Anschließend fuhr ich mit dem Auto nach Pozo de la Salud und fragte einen Massagetermin für heute an. Leider war nichts mehr zu machen. Die einzige Möglichkeit wäre eine 25-minütige Massage am Sonntag gewesen, aber wegen nur 25 Minuten wollte ich mir jetzt nicht den ganzen Sonntag für andere Aktivitäten verbauen. Eine Ganzkörpermassage wäre erst wieder nächsten Donnerstag möglich gewesen, aber da sind wir ja schon wieder zuhause.

Also zog ich von dannen. Auf dem Rückweg machte ich dann noch einen Abstecher zum Charco Azul, den wir letztes Jahr nur von oben betrachtet hatten. Steile Steintreppen führten nach unten.
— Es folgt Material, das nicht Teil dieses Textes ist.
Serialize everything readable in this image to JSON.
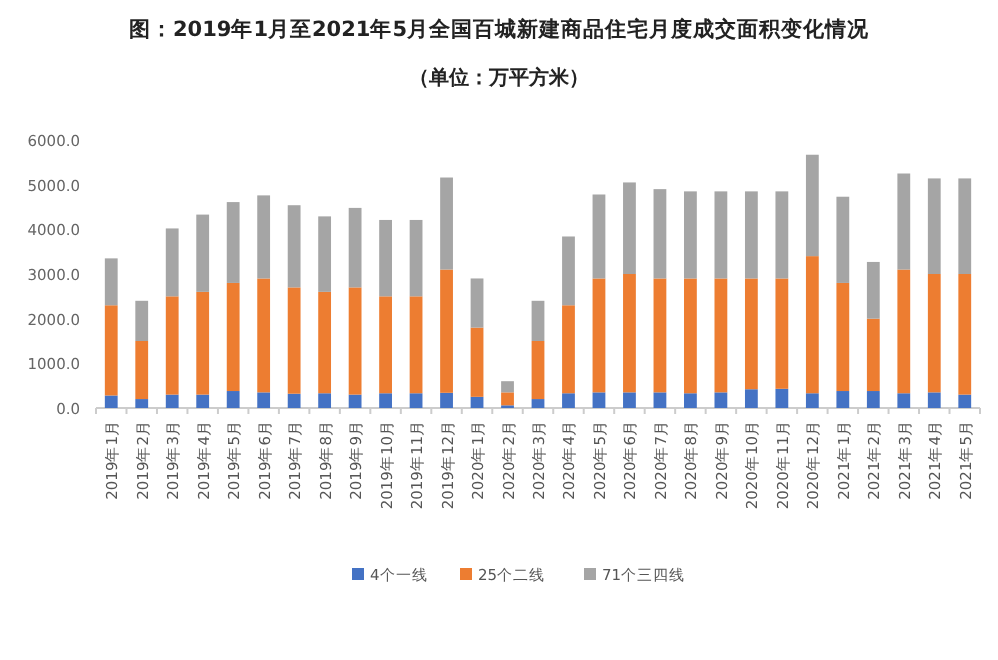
{
  "chart_data": {
    "type": "bar",
    "stacked": true,
    "title": "图：2019年1月至2021年5月全国百城新建商品住宅月度成交面积变化情况",
    "subtitle": "（单位：万平方米）",
    "categories": [
      "2019年1月",
      "2019年2月",
      "2019年3月",
      "2019年4月",
      "2019年5月",
      "2019年6月",
      "2019年7月",
      "2019年8月",
      "2019年9月",
      "2019年10月",
      "2019年11月",
      "2019年12月",
      "2020年1月",
      "2020年2月",
      "2020年3月",
      "2020年4月",
      "2020年5月",
      "2020年6月",
      "2020年7月",
      "2020年8月",
      "2020年9月",
      "2020年10月",
      "2020年11月",
      "2020年12月",
      "2021年1月",
      "2021年2月",
      "2021年3月",
      "2021年4月",
      "2021年5月"
    ],
    "series": [
      {
        "name": "4个一线",
        "color": "#4472c4",
        "values": [
          280,
          200,
          300,
          300,
          380,
          350,
          320,
          330,
          300,
          330,
          330,
          340,
          250,
          60,
          200,
          330,
          350,
          350,
          350,
          330,
          350,
          420,
          430,
          330,
          380,
          380,
          330,
          350,
          300
        ]
      },
      {
        "name": "25个二线",
        "color": "#ed7d31",
        "values": [
          2020,
          1300,
          2200,
          2300,
          2420,
          2550,
          2380,
          2270,
          2400,
          2170,
          2170,
          2760,
          1550,
          290,
          1300,
          1970,
          2550,
          2650,
          2550,
          2570,
          2550,
          2480,
          2470,
          3070,
          2420,
          1620,
          2770,
          2650,
          2700
        ]
      },
      {
        "name": "71个三四线",
        "color": "#a5a5a5",
        "values": [
          1050,
          900,
          1520,
          1730,
          1810,
          1860,
          1840,
          1690,
          1780,
          1710,
          1710,
          2060,
          1100,
          250,
          900,
          1540,
          1880,
          2050,
          2000,
          1950,
          1950,
          1950,
          1950,
          2270,
          1930,
          1270,
          2150,
          2140,
          2140
        ]
      }
    ],
    "ylim": [
      0,
      6000
    ],
    "yticks": [
      {
        "value": 0,
        "label": "0.0"
      },
      {
        "value": 1000,
        "label": "1000.0"
      },
      {
        "value": 2000,
        "label": "2000.0"
      },
      {
        "value": 3000,
        "label": "3000.0"
      },
      {
        "value": 4000,
        "label": "4000.0"
      },
      {
        "value": 5000,
        "label": "5000.0"
      },
      {
        "value": 6000,
        "label": "6000.0"
      }
    ],
    "legend": "bottom"
  }
}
Hier lagen einige Spanier in der Sonne und ein paar wenige befanden sich im Meerwasser-Pool und für das menschenleere Foto musste ich ein bisschen warten 😉. Aber ich setzte mich dann einfach mal hin und lauschte dem Meeresrauschen. Sehr beruhigend. Da ich den Besuch ja nicht geplant hatte, hatte ich selbst leider keine Badesachen dabei.

Anschließend fuhr ich mal zum Supermarkt der Kooperative. Ich hatte mir darunter eine große Markthalle vorgestellt, aber eigentlich war es ein ganz normaler Supermarkt. Hier kann man sich aber sicher sein, dass es sich um lokale Produkte handelt.

Danach fuhr ich nochmal in den Ort und trank eine heiße Schokolade. Das Restaurant schloss aber kurz später, so dass ich gehen musste. Inzwischen war es 13:30 Uhr und die Männer hatten sich für 14 Uhr angekündigt. Und da wir nur einen Hausschlüssel haben, wartete ich dann, weil Björn ja sonst nicht reingekommen wäre. Letztendlich kamen sie dann aber erst gegen 15 Uhr und ich hatte in der Zwischenzeit mal nach Alternativurlaub für Oktober geschaut.

Um 15 Uhr kam Björn dann wieder völlig begeistert zurück. Der Halbtagesausflug kostete 40 Euro. Er erzählte dann, dass die beiden anderen Teilnehmerinnen lustigerweise zwei Mainzerinnen waren, Mutter und Tochter, und sogar beide auch 05erinnen und sogar Dauerkartenbesitzerinnen waren. Was für ein Zufall. Somit wurden Nummern ausgetauscht.

Hier ein paar Eindrücke von Björns Tour (Fotos sponsored by Jörg).

Ich wäre danach ja noch gerne den Holzplankenweg in Las Puntas gelaufen, aber Björn wollte nicht. So fuhren wir dann gegen 17:30 Uhr nochmal nach San Andres, wo Björn ja eigentlich grade erst herkam und kehrten ins Restaurant La Igualdad ein, dass Jörg kurz vorher empfohlen hatte. Heute war ich etwas luftiger an und hier oben waren es jetzt nur 19 Grad. Doch etwas frisch. Das Essen war aber sehr lecker. Björn hatte Hähnchenbrust, ich ebenfalls, aber nach Art Pizzayola.

Die Papas Arrugadas durften natürlich nicht fehlen.

Dann fuhren wir wieder zurück und machten noch einen Abstecher zu La Maceta, einem weiteren Meerwasserpool. Hier wollten wir am Restaurant noch ein Eis essen.

Gegen 20:30 Uhr waren wir wieder zurück in der Unterkunft. Hier vereinbarten wir dann mit den beiden Mainzerinnen noch ein gemeinsames Essen morgen Abend.